I inquired about how we add links to Wikipedia into Identities and
VIAF. Below is a summary of the answer I got
Once a year OCLC downloads Wikipedia and then we extract as much
information from it as we can. This generally involves reading through
their current information for templates, etc. Then we try to figure
out which pages are people. Within the people pages we look for birth
dates, death dates, work titles, ISBNs, oclc numbers, worldcat
identity links, LCCNs ... anything that we have in VIAF for matching
purposes. Then we build marc-ish records for each of the extracted
person. After that the records go through the normal VIAF matching
The process gets changed and tweaked each year.
I hope this helps.
On Thu, May 19, 2011 at 3:48 PM, Graham Seaman <[log in to unmask]> wrote:
> Hi Karen
> Thanks for the code. As far as I can see though it doesn't actually
> solve my disambiguation problem - since identity_info.php just takes a
> name as input, it can't guess which of the people with this name is
> meant other than by using the most commonly referenced one, which in the
> OCLC data actually seems to often be an amalgam of several people with
> the name; for example
> is William Morris, the 18th century African-American engineer whose most
> widely held works include News from Nowhere, Introduction to Fly
> Fishing, and Ancient Slavery Disapproved of by God - ie an amalgamation
> of the various most famous people known by this name.
> I guess this is just a hard problem overall.
> On 05/19/11 14:56, Karen Coombs wrote:
>> I'd advocate using WorldCat Identities to get to the appropriate url
>> for dbpedia. Each Identity record has a wikipedia element in it that
>> you could use to link to either Wikipedia or dbpedia.

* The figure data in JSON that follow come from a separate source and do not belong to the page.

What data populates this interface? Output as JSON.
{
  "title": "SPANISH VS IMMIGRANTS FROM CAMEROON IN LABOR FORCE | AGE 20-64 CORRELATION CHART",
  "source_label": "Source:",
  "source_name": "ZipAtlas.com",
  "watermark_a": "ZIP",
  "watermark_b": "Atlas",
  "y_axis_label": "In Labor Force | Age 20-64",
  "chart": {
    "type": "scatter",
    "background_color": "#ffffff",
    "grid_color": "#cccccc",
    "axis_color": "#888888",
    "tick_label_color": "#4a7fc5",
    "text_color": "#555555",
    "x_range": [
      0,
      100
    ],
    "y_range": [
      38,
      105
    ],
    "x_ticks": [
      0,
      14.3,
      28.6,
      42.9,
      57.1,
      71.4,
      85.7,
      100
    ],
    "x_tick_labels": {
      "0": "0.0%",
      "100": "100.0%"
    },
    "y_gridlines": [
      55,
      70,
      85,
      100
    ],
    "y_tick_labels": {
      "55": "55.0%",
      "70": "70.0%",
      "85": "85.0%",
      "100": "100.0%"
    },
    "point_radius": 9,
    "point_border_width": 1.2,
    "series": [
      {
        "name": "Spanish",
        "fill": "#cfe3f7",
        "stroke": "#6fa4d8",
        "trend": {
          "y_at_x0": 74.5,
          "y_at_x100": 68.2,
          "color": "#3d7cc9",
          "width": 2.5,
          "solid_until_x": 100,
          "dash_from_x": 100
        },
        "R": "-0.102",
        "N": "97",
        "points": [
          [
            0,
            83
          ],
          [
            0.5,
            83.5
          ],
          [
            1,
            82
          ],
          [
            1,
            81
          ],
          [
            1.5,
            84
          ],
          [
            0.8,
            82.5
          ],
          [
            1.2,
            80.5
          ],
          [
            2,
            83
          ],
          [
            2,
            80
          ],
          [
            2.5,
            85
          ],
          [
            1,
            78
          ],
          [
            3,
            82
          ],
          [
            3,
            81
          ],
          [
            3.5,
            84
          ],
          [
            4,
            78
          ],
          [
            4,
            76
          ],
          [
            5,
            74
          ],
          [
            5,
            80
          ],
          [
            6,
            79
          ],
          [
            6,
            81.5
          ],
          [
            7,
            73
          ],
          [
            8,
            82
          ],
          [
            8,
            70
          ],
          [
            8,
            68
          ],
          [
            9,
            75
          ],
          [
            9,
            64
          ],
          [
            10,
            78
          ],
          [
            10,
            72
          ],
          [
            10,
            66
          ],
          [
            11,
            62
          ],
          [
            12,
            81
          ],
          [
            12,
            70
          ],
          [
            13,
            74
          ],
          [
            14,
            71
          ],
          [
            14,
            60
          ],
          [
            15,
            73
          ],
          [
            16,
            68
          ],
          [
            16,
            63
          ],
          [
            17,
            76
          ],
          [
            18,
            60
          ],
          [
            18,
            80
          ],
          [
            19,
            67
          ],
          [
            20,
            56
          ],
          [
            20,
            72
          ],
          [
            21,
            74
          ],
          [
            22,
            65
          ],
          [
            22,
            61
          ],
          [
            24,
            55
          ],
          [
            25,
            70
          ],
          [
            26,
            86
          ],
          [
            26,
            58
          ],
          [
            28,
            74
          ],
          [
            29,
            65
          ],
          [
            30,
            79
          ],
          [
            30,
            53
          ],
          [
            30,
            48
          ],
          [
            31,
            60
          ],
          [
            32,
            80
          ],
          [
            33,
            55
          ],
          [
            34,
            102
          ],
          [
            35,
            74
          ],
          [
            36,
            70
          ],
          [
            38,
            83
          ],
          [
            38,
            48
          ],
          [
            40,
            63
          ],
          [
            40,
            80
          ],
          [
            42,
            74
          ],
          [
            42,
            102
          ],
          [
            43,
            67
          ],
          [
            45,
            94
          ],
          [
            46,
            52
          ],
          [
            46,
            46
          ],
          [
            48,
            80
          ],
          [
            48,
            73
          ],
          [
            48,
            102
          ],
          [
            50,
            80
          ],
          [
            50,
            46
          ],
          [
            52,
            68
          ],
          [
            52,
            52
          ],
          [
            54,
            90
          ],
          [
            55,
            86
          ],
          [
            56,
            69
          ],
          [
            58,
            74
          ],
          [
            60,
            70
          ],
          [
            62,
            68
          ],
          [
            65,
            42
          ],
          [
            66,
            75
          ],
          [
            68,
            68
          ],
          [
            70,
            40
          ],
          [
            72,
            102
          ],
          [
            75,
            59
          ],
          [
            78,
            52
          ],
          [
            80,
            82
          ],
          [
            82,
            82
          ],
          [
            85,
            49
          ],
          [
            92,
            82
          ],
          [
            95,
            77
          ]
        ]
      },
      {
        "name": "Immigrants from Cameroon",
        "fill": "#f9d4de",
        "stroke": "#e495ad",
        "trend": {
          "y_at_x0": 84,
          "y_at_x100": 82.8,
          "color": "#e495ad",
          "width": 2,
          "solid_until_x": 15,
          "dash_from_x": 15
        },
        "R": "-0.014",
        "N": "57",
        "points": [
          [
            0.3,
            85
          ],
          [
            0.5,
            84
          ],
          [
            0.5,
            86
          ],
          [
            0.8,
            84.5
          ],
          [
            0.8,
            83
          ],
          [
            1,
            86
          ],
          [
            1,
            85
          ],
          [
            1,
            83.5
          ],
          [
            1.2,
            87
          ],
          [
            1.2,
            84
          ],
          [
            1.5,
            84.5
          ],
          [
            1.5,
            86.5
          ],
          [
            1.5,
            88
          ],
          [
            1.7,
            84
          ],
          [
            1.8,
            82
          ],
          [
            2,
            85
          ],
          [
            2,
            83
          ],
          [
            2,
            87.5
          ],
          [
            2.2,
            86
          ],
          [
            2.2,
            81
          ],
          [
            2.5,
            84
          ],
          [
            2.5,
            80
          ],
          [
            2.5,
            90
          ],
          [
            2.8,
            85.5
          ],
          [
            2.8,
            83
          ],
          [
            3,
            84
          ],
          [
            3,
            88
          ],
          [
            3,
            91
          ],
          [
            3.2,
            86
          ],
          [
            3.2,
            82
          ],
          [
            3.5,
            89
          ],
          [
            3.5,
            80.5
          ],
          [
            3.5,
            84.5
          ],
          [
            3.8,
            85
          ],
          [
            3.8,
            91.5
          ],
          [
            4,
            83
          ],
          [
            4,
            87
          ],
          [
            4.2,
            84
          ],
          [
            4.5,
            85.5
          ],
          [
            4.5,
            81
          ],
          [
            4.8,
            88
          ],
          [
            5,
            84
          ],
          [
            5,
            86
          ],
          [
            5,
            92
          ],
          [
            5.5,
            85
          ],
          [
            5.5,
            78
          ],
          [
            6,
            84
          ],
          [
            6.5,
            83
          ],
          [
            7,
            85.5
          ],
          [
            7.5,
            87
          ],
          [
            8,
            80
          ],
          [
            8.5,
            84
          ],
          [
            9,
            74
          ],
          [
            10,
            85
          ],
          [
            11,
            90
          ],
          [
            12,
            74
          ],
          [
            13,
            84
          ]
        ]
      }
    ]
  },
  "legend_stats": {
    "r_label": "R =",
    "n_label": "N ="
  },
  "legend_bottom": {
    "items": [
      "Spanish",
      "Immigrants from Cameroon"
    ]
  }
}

>> If you want to see an example of this in action you can check out the
>> Author Info demo I did for code4lib 2010 here -
>> The code for this demo is available for download at -
>> You'll want the author_info folder and identity_info.php
>> Karen A. Coombs
>> Product Manager
>> OCLC Developer Network
>> [log in to unmask]
>> On Thu, May 19, 2011 at 4:40 AM, graham <[log in to unmask]> wrote:
>>> I need to be able to take author data from a catalogue record and use it
>>> to look up the author on Wikipedia on the fly. So I may have birth date
>>> and possibly year of death in addition to (one spelling of) the name,
>>> the title of one book the author wrote etc.
>>> I know there are various efforts in progress that will improve the
>>> current situation, but as things stand at the moment what is the best*
>>> way to do this?
>>> 1. query wikipedia for as much as possible, parse and select the best
>>> fitting result
>>> 2. go via dbpedia/freebase and work back from there
>>> 3. use VIAF and/or OCLC services
>>> 4. Other?
>>> (I have no experience of 2-4 yet :-(
>>> * 'best' being constrained by:
>>> - need to do this in real-time
>>> - need to avoid dependence on services which may be taken away
>>> or charged for
>>> - being able to justify to librarians as reasonably accurate :-)